We took him hiking three weeks ago. He has his own backpack because anybody, no matter their species, has their own backpack when they head out with John:
He loved hiking. He did not love the other dogs, whether they were off leash or on.
He stays to his blanketed-spot on the couch nearly always, and has not jumped on the coffee table since that first day. He started wagging his tail, which when it began, was when we noticed that he had NOT been for a month! He now wags us a welcome in the morning, at night after work, and when we cross the room or have been gone for 3 minutes or more.
He jumps at fewer noises in the house, but still jumps at some.
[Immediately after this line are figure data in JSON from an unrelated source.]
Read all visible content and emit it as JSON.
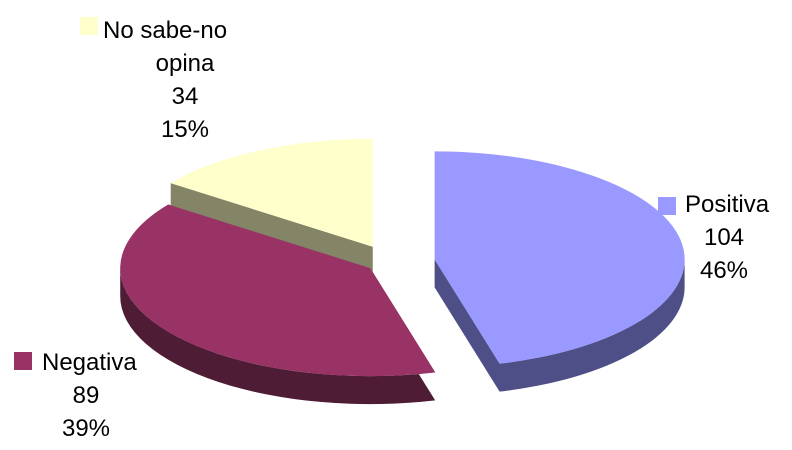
{
  "chart_data": {
    "type": "pie",
    "three_d": true,
    "exploded": true,
    "title": "",
    "series": [
      {
        "slices": [
          {
            "name": "Positiva",
            "value": 104,
            "percent": "46%",
            "color": "#9999ff",
            "side_color": "#4f4f87"
          },
          {
            "name": "Negativa",
            "value": 89,
            "percent": "39%",
            "color": "#993366",
            "side_color": "#4f1c35"
          },
          {
            "name": "No sabe-no opina",
            "name_lines": [
              "No sabe-no",
              "opina"
            ],
            "value": 34,
            "percent": "15%",
            "color": "#ffffcc",
            "side_color": "#848466"
          }
        ]
      }
    ],
    "labels": [
      {
        "slice": 0,
        "lines": [
          "Positiva",
          "104",
          "46%"
        ]
      },
      {
        "slice": 1,
        "lines": [
          "Negativa",
          "89",
          "39%"
        ]
      },
      {
        "slice": 2,
        "lines": [
          "No sabe-no",
          "opina",
          "34",
          "15%"
        ]
      }
    ]
  }
}
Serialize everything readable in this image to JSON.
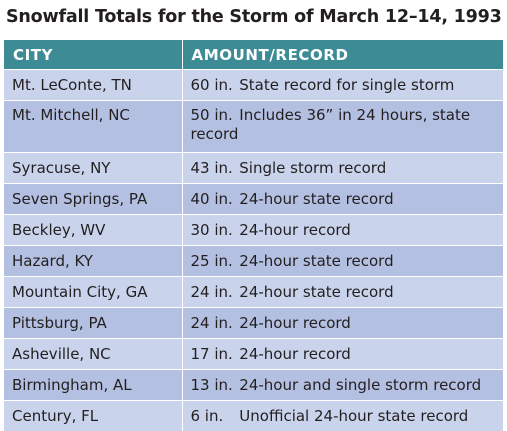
{
  "title": "Snowfall Totals for the Storm of March 12–14, 1993",
  "table": {
    "headers": [
      "CITY",
      "AMOUNT/RECORD"
    ],
    "rows": [
      {
        "city": "Mt. LeConte, TN",
        "amount": "60 in.",
        "record": "State record for single storm"
      },
      {
        "city": "Mt. Mitchell, NC",
        "amount": "50 in.",
        "record": "Includes 36” in 24 hours, state record"
      },
      {
        "city": "Syracuse, NY",
        "amount": "43 in.",
        "record": "Single storm record"
      },
      {
        "city": "Seven Springs, PA",
        "amount": "40 in.",
        "record": "24-hour state record"
      },
      {
        "city": "Beckley, WV",
        "amount": "30 in.",
        "record": "24-hour record"
      },
      {
        "city": "Hazard, KY",
        "amount": "25 in.",
        "record": "24-hour state record"
      },
      {
        "city": "Mountain City, GA",
        "amount": "24 in.",
        "record": "24-hour state record"
      },
      {
        "city": "Pittsburg, PA",
        "amount": "24 in.",
        "record": "24-hour record"
      },
      {
        "city": "Asheville, NC",
        "amount": "17 in.",
        "record": "24-hour record"
      },
      {
        "city": "Birmingham, AL",
        "amount": "13 in.",
        "record": "24-hour and single storm record"
      },
      {
        "city": "Century, FL",
        "amount": "6 in.",
        "record": "Unofficial 24-hour state record"
      }
    ]
  },
  "colors": {
    "header_bg": "#3d8c95",
    "row_light": "#c9d4ec",
    "row_dark": "#b4c0e2"
  }
}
And most importantly, let's chat about the reactivity. I'm not sure if he's less reactive - though I can say we are better at managing it. I can duck a dog heading our way before he even sees the thing. I can position us behind a parked car or in a stranger's driveway so that we can practice watching the dog walk by without his going over threshold. With me, he can currently handle a distance of across the street. Any closer, such as an unexpectedly chained or fenced dog, and he is over threshold in three seconds flat. It seems he can handle a closer dog with John.
One thing that has improved, without a doubt, is his recovery time. If he does go over threshold and starts lunging, growling, snapping and acting like he wants to devour the other dog, he can recover within one city block now.
Another improvement is that he has learned not only his name, but he's learned Sit and Shake! He is working on Down, Sit Pretty, and Come. I include Come in the 'working on' category because he's at about 80%. And 80% is really good but that other 20% is the time you really want him to obey. I don't know if any dog is 100% on the Come command. At the dog park, and on his long line, he has 90%+ recall of Come. We have not ever used it a true off-leash situation (because he's never been in one). So I call it 80%, to be safe.
But this past weekend was a slight digression from his improvement in anxiety reduction, thanks to the fireworks. Friday night the last ones that woke me up were at 2:05 AM. That erases any excuse that it's for the kids. I hate neighborhood fireworks. For Reno, the vet prescribed Xanax:
It worked for a while, and then it stopped. Next year, Xanax for me and a sedative for him. He is just today coming down fully off the heightened cortisol of the 3rd, 4th and 5th's all-day explosions. This dog has PTSD and I'm not even trying to be funny.
Of course what I'd like to see is for him to be able to pass an oncoming dog (first on the other side of the street, and eventually on the same side) without having a reaction. I'm not sure this will ever be possible; everything I read is not encouraging. But, at the 13-week mark, I can say he definitely is less anxious on walks - he does not cower at EVERY bicycle, loud car, shuffling foot, crunchy leaf. He only cowers at some of them. He used to pass all people with rolled-back ears and a low posture. He now is more perked up, almost looking like he could go over threshold, but he never does. He is less interested in people who are not me, John, and Auntie Beth (John's sister, and his bi-weekly dog walker).
He does not bark in the backyard ever anymore (thanks, we think, to the two weeks of the citronella collar), and now likes it out there - he goes out willingly and stays out there without us even, from time to time.
He is rarely interested in birds now; he saves that energy for squirrels - and cats, and dogs, of course.
He still sheds a ton; I think we're screwed on this one. When he's anxious, it seems to increase from the normal rate of Daily Shit Ton to a momentary Are You Dying? level.
In three more months, I'll remember to update on his reactivity, his leash-pulling tendencies (which are still fairly high, depending on the time of day) and his anxiety. Hopefully by documenting, there will be continued improvements seen, and thus we'll move away from feeling so on-the-fence about adding the little red leaner* to our house.
*Little Red Leaner is one of his nicknames; when he greets us in the morning, he likes to lean into us, or put the top of his head on your shin, or even on the floor, curling over and leaning in for maximum back scratchin.